Ellen whispered, “I don’t think I was ever very brave.”
Priest and physician exchanged glances. The priest had already been fully informed of Ellen’s life. The priest said, leaning towards her, his hands clasped between his black-clad and very thin legs, “I’ve never met you before, Ellen, but in some way I know, with absolute conviction, that you are one of the most courageous people I have ever known.”
She looked at him in surprise. “I? Oh, you are wrong—Father! I have always been so afraid—”
“Fear and bravery are not—like truth and beauty—sometimes mutually exclusive. I think only those who have reason to fear can be greatly brave. Your soul, perhaps, recognized that reason even if you did not, consciously, yourself.”
She shook her head slowly, and now there were tears in her eyes. “I was quite brave, when my husband was alive. Now I am not.”
“I’ve heard about your husband, your first husband, Ellen. He was a brave man as well as courageous. Are you disappointing him?”
Her mouth trembled again at his use of the present tense. “I—I don’t know if he—lives—any longer, though in my dreams—” She paused. “How can I be sure he is not—dead—his spirit dead, I mean?”

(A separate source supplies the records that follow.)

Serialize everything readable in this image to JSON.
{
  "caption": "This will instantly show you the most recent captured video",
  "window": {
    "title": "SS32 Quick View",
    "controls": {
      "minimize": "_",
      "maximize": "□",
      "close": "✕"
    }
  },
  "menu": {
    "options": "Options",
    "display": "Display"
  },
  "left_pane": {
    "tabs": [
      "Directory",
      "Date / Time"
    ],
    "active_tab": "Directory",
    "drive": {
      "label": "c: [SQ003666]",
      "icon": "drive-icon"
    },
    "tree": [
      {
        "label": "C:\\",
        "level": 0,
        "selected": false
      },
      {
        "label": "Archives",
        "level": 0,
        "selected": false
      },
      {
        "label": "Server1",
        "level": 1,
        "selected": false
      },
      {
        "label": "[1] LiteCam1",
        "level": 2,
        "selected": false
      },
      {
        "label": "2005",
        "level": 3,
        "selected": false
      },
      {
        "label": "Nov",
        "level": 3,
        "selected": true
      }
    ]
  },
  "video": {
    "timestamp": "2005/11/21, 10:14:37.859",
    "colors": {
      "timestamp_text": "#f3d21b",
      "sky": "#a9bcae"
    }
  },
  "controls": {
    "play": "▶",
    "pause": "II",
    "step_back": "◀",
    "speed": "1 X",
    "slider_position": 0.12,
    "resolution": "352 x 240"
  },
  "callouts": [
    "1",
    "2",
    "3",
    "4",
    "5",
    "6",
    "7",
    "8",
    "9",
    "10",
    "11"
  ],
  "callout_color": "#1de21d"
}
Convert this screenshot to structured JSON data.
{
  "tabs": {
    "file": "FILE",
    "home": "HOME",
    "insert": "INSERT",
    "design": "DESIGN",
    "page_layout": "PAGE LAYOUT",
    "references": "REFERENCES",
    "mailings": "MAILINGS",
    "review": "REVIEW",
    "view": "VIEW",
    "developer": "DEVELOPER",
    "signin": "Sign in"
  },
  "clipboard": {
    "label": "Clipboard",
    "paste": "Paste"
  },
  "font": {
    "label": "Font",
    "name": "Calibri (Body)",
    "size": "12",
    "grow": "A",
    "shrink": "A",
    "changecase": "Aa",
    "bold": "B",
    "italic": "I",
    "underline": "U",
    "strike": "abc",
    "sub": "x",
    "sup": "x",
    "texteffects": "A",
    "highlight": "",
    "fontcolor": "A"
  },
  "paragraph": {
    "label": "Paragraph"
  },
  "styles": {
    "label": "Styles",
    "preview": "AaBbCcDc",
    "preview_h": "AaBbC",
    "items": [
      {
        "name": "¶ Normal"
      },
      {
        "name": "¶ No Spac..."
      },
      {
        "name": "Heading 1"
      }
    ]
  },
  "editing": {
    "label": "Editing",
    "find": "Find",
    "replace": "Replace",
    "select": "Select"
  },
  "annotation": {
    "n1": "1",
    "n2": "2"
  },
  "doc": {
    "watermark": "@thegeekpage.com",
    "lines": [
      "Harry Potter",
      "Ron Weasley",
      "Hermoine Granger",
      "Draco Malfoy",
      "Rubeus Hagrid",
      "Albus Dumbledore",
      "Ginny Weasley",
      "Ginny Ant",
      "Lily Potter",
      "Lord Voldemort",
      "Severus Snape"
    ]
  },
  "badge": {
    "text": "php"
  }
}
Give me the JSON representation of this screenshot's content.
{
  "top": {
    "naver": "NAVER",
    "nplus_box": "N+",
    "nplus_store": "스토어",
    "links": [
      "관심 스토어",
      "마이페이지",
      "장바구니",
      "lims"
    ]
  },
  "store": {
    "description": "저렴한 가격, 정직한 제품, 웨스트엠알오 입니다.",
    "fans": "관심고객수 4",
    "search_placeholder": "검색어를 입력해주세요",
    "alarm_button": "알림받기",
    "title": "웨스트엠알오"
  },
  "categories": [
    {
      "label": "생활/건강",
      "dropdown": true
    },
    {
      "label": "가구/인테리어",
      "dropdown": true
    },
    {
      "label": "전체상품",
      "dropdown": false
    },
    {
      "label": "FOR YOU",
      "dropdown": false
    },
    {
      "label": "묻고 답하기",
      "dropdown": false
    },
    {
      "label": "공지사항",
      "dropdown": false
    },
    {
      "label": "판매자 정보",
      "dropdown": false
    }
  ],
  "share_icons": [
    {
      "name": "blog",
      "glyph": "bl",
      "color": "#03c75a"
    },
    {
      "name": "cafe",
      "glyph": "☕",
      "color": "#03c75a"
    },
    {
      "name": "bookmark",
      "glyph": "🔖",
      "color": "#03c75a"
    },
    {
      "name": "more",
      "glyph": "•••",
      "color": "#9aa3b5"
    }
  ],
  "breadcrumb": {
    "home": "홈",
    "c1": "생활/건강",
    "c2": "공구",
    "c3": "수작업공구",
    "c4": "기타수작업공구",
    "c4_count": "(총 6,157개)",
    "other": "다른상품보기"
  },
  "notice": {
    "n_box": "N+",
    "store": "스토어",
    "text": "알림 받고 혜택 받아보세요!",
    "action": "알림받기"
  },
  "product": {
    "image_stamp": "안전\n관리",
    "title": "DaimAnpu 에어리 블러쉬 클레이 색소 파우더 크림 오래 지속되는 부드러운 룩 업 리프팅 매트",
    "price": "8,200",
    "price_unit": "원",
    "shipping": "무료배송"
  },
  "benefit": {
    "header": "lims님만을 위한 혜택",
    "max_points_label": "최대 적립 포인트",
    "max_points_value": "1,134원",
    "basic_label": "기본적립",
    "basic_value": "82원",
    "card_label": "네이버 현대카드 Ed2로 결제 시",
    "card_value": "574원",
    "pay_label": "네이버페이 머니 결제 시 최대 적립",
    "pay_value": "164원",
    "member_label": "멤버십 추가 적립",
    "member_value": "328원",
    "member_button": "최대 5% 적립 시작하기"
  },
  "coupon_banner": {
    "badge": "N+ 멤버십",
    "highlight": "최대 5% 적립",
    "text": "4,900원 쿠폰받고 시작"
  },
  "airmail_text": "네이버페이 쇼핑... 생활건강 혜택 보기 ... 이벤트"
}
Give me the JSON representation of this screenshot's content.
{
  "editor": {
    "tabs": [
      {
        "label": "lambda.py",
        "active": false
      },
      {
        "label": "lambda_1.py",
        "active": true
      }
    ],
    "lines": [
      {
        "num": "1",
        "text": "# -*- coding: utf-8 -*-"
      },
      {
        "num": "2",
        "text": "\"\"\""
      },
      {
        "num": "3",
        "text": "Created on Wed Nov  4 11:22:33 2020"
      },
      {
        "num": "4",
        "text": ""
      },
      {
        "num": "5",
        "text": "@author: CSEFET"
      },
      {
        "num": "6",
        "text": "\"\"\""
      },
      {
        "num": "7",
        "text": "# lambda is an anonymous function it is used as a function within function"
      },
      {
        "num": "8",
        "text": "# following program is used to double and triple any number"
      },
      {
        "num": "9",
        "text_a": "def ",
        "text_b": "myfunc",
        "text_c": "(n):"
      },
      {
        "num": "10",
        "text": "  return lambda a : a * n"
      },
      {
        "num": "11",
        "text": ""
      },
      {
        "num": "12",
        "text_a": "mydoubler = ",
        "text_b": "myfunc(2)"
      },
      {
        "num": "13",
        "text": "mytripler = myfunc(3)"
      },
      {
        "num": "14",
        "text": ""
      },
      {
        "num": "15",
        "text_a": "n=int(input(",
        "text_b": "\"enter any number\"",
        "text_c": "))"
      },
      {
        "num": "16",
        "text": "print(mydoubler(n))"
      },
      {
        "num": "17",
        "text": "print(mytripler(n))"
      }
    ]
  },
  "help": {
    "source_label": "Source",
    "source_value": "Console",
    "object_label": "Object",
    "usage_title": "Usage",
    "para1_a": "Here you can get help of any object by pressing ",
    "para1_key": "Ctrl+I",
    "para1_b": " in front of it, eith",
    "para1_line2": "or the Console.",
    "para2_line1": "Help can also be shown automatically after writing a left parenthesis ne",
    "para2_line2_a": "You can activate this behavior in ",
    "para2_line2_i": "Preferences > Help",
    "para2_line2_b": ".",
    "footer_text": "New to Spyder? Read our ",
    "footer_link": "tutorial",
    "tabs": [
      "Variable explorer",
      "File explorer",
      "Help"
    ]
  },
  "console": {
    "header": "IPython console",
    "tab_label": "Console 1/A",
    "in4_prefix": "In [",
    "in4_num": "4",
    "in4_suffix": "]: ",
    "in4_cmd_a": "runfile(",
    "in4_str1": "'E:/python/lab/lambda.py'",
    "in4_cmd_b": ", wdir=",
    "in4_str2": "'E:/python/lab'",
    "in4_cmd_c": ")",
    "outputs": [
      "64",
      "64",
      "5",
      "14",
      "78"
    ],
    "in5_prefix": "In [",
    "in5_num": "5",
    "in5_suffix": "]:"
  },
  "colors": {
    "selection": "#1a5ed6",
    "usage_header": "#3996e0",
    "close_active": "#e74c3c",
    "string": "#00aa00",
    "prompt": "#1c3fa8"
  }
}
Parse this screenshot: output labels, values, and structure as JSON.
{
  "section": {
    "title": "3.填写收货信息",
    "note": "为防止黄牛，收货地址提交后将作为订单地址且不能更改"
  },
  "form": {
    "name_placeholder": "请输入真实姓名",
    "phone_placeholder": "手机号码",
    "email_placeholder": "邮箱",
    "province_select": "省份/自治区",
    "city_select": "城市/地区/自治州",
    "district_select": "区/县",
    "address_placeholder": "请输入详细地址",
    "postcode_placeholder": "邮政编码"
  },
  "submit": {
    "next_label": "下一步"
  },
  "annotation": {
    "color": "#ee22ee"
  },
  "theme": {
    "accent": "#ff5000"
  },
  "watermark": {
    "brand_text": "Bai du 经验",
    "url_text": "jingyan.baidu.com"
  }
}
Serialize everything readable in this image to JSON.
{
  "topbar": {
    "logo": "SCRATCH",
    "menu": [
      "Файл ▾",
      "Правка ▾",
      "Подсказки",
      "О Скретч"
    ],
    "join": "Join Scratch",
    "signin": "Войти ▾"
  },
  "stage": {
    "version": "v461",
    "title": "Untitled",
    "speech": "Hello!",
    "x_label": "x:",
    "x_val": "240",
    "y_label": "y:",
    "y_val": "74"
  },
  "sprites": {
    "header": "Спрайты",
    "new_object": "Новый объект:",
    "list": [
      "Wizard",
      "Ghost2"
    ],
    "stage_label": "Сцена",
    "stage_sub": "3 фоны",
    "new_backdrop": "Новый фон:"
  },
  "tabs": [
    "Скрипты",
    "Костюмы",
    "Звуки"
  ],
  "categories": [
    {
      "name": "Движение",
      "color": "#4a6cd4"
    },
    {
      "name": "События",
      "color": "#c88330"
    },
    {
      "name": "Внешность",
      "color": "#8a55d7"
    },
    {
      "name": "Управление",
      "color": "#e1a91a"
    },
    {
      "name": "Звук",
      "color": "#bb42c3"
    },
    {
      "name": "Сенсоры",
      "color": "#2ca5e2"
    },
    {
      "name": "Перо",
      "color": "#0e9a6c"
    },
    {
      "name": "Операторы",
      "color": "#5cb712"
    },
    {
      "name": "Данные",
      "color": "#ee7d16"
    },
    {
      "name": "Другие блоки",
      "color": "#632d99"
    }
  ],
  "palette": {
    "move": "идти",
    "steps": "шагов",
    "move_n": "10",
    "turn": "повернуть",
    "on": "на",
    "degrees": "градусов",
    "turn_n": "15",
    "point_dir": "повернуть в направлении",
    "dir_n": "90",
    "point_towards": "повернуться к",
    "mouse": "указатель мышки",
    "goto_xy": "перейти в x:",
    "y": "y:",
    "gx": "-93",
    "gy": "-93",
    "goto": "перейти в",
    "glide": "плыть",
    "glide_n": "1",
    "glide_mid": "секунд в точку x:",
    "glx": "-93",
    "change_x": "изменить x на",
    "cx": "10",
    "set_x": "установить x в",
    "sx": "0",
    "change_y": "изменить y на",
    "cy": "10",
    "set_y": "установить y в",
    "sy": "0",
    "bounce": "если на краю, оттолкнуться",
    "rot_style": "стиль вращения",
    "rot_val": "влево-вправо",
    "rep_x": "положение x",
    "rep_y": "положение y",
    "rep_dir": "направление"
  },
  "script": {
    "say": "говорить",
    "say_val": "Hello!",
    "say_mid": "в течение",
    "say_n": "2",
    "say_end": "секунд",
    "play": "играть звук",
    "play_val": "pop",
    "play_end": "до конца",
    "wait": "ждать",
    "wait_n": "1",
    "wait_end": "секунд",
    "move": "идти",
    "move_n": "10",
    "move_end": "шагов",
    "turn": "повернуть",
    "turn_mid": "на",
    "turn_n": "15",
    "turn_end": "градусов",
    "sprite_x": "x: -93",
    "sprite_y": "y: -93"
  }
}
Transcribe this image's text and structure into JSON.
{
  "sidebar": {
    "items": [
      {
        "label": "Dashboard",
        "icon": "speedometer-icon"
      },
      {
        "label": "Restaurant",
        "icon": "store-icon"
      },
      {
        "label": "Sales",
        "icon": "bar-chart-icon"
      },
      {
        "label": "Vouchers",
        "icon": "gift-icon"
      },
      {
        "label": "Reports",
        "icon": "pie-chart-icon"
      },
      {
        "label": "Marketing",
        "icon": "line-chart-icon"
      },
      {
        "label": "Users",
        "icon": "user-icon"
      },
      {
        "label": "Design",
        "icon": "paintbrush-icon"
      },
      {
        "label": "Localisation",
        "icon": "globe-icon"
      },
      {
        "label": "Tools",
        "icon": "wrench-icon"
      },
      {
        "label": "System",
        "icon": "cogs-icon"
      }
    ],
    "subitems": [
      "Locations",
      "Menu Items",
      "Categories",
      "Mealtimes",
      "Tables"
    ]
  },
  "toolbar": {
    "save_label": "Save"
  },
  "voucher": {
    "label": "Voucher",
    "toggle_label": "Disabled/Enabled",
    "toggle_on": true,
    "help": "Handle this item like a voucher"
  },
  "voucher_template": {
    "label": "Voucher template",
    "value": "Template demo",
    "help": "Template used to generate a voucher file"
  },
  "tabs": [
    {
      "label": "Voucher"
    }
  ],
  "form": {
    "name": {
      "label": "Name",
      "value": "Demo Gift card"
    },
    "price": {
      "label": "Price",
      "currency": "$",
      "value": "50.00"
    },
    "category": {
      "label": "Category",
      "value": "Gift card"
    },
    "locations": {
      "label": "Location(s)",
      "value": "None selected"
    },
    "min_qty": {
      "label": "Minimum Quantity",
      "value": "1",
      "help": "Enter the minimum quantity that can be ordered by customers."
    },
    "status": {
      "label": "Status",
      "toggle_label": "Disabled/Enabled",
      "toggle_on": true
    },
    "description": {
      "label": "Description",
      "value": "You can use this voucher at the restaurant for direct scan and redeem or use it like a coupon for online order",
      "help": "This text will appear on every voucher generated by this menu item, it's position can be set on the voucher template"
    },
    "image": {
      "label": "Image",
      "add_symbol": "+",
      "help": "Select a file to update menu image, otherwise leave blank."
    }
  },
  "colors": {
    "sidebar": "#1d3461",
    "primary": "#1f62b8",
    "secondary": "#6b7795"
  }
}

“You can be sure that he lives, for there is no death. That is a scientific fact, as well as a spiritual verity. Everything changes, but it never dies. The seas come and go, but they are never lost. Fiery stars collapse in on themselves, and are darkened. Then they explode into new fire and new life. Everything is always contemporary, Ellen. It is never the past. For present and past and future are all one and the same thing. You have surely read that love is deathless; it never dies, for it is an immortal force. So you can be absolutely certain that as your husband loved you, he still does. Can you imagine not loving him?”